M. Asselin lui aurait amené des clients en gestion privée par la voie d'intermédiaires du monde financier. Toutefois, les comptes auraient compris des investissements dans les produits dérivés, des placements que Norbourg n'avait pas l'autorisation de gérer. De faux relevés de Northern Trust auraient été produits afin de camoufler ces dérivés.

Vincent Lacroix a ajouté que les questions de la CVMQ sur les irrégularités représentaient une «épée de Damoclès» sur Norbourg afin de justifier ses activités. Et c'est ce qui l'aurait mené à participer à un stratagème incluant la production de faux,

M. Lacroix a d'ailleurs qualifié Éric Asselin de «magicien» auprès des représentants de la CVMQ. Même si des «erreurs monumentales» se glissaient dans les documents falsifiés aux fins de présentation aux inspecteurs, le chef des finances avait réponse à tout.

«Éric Asselin en menait large», résume l'homme déclaré coupable mardi.

Vers la fin de l'avant-midi, l'ex-PDG a parlé d'une lettre envoyée à la CVMQ afin de détailler son propos. La lettre porte une signature qui s'apparente à la sienne.

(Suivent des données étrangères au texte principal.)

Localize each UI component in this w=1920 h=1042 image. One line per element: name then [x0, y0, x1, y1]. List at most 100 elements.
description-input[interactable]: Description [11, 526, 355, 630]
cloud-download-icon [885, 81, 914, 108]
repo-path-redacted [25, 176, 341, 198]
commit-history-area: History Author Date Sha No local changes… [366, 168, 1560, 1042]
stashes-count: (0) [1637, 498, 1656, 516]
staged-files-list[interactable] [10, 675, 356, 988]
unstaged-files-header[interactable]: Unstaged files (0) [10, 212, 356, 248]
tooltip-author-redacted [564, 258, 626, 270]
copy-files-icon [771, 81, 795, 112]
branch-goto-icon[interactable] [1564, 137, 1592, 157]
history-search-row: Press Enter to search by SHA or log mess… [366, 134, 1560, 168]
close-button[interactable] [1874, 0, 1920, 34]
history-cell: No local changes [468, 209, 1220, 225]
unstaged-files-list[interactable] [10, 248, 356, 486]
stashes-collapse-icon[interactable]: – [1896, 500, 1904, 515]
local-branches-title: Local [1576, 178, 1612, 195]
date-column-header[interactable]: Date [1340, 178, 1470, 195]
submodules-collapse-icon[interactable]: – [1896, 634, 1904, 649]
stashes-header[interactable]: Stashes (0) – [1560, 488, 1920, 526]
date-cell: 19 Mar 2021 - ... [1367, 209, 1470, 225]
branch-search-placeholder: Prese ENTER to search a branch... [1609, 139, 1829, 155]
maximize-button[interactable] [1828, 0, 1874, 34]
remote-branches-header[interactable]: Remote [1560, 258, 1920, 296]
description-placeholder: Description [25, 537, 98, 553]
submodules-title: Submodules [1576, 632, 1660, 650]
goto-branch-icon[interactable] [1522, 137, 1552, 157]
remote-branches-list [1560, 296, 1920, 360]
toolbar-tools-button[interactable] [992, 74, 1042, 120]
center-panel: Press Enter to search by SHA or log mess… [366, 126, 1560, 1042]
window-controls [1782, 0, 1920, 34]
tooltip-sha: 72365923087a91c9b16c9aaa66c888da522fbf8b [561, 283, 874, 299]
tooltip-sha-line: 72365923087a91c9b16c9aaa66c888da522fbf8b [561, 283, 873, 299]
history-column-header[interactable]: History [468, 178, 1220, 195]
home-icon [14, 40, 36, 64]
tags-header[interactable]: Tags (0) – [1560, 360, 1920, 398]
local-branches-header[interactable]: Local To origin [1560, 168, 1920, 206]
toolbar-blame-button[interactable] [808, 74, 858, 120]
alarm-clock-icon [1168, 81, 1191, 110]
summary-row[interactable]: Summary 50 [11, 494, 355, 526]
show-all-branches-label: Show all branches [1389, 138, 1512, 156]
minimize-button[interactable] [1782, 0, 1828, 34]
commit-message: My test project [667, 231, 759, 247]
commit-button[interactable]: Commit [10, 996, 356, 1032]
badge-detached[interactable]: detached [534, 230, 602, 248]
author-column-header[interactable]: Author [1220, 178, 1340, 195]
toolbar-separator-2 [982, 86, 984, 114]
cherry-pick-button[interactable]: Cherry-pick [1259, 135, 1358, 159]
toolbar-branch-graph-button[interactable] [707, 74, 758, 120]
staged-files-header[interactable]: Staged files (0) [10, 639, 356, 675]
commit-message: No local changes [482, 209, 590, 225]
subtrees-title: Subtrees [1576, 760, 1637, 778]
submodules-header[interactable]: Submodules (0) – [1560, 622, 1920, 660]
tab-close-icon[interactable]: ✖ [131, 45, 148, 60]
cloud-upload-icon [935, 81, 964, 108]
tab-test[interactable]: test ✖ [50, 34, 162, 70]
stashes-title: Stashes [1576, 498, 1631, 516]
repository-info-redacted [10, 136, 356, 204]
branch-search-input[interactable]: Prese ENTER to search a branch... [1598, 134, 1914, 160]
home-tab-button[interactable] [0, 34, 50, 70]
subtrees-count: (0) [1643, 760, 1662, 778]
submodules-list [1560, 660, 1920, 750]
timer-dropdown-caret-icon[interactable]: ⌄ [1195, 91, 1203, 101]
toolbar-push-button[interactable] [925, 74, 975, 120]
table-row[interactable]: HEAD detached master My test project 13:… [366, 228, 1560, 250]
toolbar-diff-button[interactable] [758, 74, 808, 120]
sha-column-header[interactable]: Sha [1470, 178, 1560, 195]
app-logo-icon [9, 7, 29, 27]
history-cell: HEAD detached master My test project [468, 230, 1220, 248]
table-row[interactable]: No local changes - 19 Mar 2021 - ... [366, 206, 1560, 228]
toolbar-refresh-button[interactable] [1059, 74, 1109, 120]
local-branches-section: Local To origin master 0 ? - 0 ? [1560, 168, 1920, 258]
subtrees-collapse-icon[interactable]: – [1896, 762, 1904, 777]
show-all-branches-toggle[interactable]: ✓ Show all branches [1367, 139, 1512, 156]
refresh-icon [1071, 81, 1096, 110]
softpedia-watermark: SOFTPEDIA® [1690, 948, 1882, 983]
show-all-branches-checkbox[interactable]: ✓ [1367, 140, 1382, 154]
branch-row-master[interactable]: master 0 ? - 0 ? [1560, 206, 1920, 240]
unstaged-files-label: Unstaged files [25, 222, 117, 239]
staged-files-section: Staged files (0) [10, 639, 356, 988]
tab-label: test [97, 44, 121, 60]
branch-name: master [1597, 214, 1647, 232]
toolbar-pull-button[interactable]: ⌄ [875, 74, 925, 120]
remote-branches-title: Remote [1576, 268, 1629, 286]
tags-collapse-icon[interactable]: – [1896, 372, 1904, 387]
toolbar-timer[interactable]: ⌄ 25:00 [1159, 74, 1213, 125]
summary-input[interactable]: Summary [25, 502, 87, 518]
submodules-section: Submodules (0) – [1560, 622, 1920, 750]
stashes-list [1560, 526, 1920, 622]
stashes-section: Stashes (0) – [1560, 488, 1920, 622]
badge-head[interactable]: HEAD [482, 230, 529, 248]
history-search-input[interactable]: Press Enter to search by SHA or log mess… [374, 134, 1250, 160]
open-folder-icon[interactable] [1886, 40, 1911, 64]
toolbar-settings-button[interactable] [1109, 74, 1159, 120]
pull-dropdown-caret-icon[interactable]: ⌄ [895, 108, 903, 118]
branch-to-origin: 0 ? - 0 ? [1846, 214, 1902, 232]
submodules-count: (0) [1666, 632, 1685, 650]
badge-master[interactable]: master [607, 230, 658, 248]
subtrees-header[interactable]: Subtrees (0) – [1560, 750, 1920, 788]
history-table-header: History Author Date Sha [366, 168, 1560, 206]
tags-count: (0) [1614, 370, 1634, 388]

Pourtant, au cours du procès, une experte en écriture n'a pu authentifier la signature de M. Lacroix.

Dans la lettre, des réponses aux questions des inspecteurs sont «extrêmement compliquées» alors qu'elles auraient pu être simples, dit Vincent Lacroix.

Le procureur Eric Downs, qui représente l'Autorité des marchés financiers dans ce procès, s'est levé pour questionner la pertinence du document qui ne fait pas partie de sa preuve.

Le juge Leblond lui a rétorqué que Vincent Lacroix pouvait, lors d'une défense pleine et entière, lui exposer sa perception des choses et du rôle qu'il jouait dans le stratagème ayant entraîné sa culpabilité.

Claude Leblond a dit avoir compris que le stratagème de Norbourg devait être simple selon les plans de Vincent Lacroix mais qu'il s'est complexifié avec l'intervention d'Eric Asselin. Le magistrat se réserve toutefois l'occasion de croire ou non le témoignage de M. Lacroix avant de prononcer sa sentence.

Vincent Lacroix n'a pas eu le temps d'aller plus loin avant l'ajournement du midi. Toutefois, il a terminé l'audience en affirmant qu'à l'automne 2003, il croyait bien pouvoir combler le «trou» dans les fonds des investisseurs grâce à la création de Norbourg Capital, à l'acquisition de Groupe Futur et à celle d'Investissement BBA.